カメラ遍歴 1


フジペット
私が小学校5年生になったときですから、今から数十年前に父親から買ってもらった初めてのカメラです。
当時としてはモダンなデザインでしたが、内容的には子供向けのカメラで、単眼F11のレンズに絞りは快晴、晴れ、曇りと三つしかないため、簡単ではあるが失敗も多かった記憶があります。
しかし、ブローニーでしたので露出さえ決まれば、文句なしの写りになりました。


オリンパスペンS
中学に進み、二年か三年生の時に買ってもらいましたが、さすがにフジペットとは違い、小さいながら本物のカメラでした。
初めて手にしたときは、うれしくてなかなか寝付かれなかったものです。
しかし、写してみてがっかり。 ほとんどが手ぶれで、まともな写真は撮れていませんでした。
考えてみると、ブローニーとハーフ版のちがいは大きく、いくらレンズが優れていようと、解像度はフジペットの方が良かった。
またオリンパスペンは小さいので、手ぶれの原因となっていたようです。



ミノルタ SRT-101
高校生になった頃より、父親が持っていたSRT-101を時々使用させてもらうようになりました。
これは今までと次元が違い、構えて撮影する時はずいぶん大人になったような気がしたものです。
同時に、現像焼き付け機器も使えるようになり、写真の楽しさを知りました。
ただ気持ちだけは有っても、まともな作品は撮れた記憶がありません。
このカメラは、大学に進んだとき父親から譲り受け、10年以上トラブルなく使用しました。


ニコン F2A
SRT-101が少しくたびれてきたので、1980年に思い切って少し良いものを買うことにしました。
コンタックスRTS、ニコンF2Aのいずれかを選択しようとカメラ屋を訪れ、実物を見ていると大きく無骨なF2Aより、コンタックスの美しい無駄のないデザインに惚れ込み、RTSに傾いたのですが、店の主人からF2Aを勧められたため、あっさりとF2Aにしてしまったのです
ここで、自主性のなさが出てしまったのですが、手に入れてから23年あまり故障せず使い続けているのですから、正解だったと思います。
完全なマニュアルカメラで、露出のみ電気を使うので、回路故障による使用不能は有りません。
メカニズムのトラブルは当分修理可能とのことなので、まだまだ使い続けることが出来そうです。
ただ悲しいかな、デジカメを手に入れ、その便利さに負けた私は、最近F2Aを持ちだす機会がほとんどなくなってしまったことです。
モルトも少しべたつき、オーバーホールする時期が来たようです。
信頼性の点では、これ以上のカメラはおそらくないと思いますが、モータードライブを装着し、半日もって歩くと、肩こりに悩まされるのは、唯一の欠点かもしれません。

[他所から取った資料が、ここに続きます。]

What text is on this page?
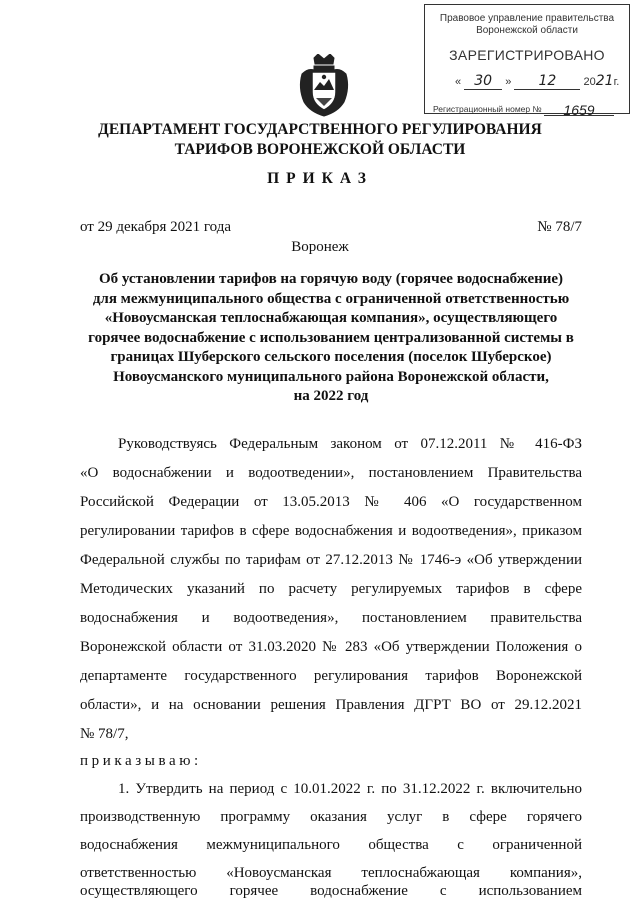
Правовое управление правительства
Воронежской области
ЗАРЕГИСТРИРОВАНО
« 30 » 12 2021г.
Регистрационный номер № 1659
ДЕПАРТАМЕНТ ГОСУДАРСТВЕННОГО РЕГУЛИРОВАНИЯ
ТАРИФОВ ВОРОНЕЖСКОЙ ОБЛАСТИ
ПРИКАЗ
от 29 декабря 2021 года	№ 78/7
Воронеж
Об установлении тарифов на горячую воду (горячее водоснабжение)
для межмуниципального общества с ограниченной ответственностью
«Новоусманская теплоснабжающая компания», осуществляющего
горячее водоснабжение с использованием централизованной системы в
границах Шуберского сельского поселения (поселок Шуберское)
Новоусманского муниципального района Воронежской области,
на 2022 год
Руководствуясь Федеральным законом от 07.12.2011 № 416-ФЗ
«О водоснабжении и водоотведении», постановлением Правительства
Российской Федерации от 13.05.2013 № 406 «О государственном
регулировании тарифов в сфере водоснабжения и водоотведения», приказом
Федеральной службы по тарифам от 27.12.2013 № 1746-э «Об утверждении
Методических указаний по расчету регулируемых тарифов в сфере
водоснабжения и водоотведения», постановлением правительства
Воронежской области от 31.03.2020 № 283 «Об утверждении Положения о
департаменте государственного регулирования тарифов Воронежской
области», и на основании решения Правления ДГРТ ВО от 29.12.2021
№ 78/7,
приказываю:
1. Утвердить на период с 10.01.2022 г. по 31.12.2022 г. включительно
производственную программу оказания услуг в сфере горячего
водоснабжения межмуниципального общества с ограниченной
ответственностью «Новоусманская теплоснабжающая компания»,
осуществляющего горячее водоснабжение с использованием
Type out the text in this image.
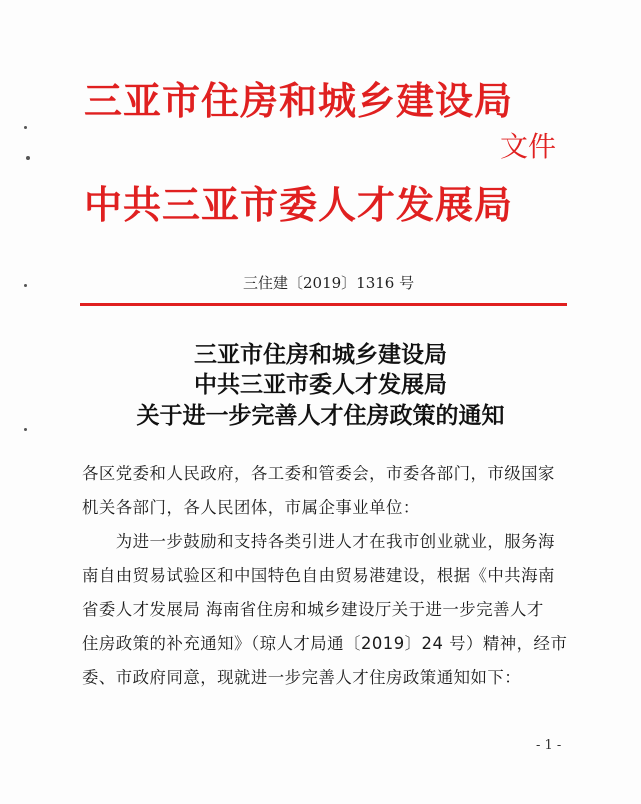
三亚市住房和城乡建设局
文件
中共三亚市委人才发展局
三住建〔2019〕1316 号
三亚市住房和城乡建设局
中共三亚市委人才发展局
关于进一步完善人才住房政策的通知
各区党委和人民政府，各工委和管委会，市委各部门，市级国家
机关各部门，各人民团体，市属企事业单位：
　　为进一步鼓励和支持各类引进人才在我市创业就业，服务海
南自由贸易试验区和中国特色自由贸易港建设，根据《中共海南
省委人才发展局 海南省住房和城乡建设厅关于进一步完善人才
住房政策的补充通知》（琼人才局通〔2019〕24 号）精神，经市
委、市政府同意，现就进一步完善人才住房政策通知如下：
- 1 -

ファインダーの作りは、まさに精密金属加工の極致と言っても過言ではないでしょう。
時々用もないのに、外したり、装着したりして見たくなるほどです。


チタン幕の横走りフォーカルプレーンシャッターは、2000分の1秒までですがメカニズムとして美しい。
ただ、カーンというかん高い音だけは、艶消しです。
別のコーナーでF2Aを詳しく紹介します。



ニコン FE
1982頃に、知り合いから新品同様のFEを、15000円という当時としてはただ同然の値段で譲り受けました。
ほとんど新品状態でしたので、サブカメラとして20年以上フルに使用しています。
1983年から山登りに目覚めた私は、F2Aを携帯して、あまりの重さでひどい目に遭ってから、FEのみ山で使うようになりました。
AEも有るし、たとえバッテリーが切れても使える安心感が有りました。



写真を見てもらうとおわかりのように、外観はぺこぺこになっています。
これは、アルパインクライミングにのめり込んだ私が、必ずと言っていいほどクライミング時に持参し、いやと言うほど岩にぶっつけたからなのです。
本チャンの緊張時には、カメラをかばう余裕など有りません。
今日まで2回ほどシャッターが切れなくなり、修理し、現在3回目の故障中で、おそらくこのまま永遠の眠りにつくことになりそうです
ただの金属塊になったとはいえ、生死を共にしたFEを手放す気にはなりません。


ニコン EM
1984年に手に入れ、まもなく手放してしまいました。
手に収まるくらいのサイズで、とても使いやすかったのですが、何故か愛着がもてなかったのです。
しかし、今考えると実にもったいないことをしたと後悔してしまいます。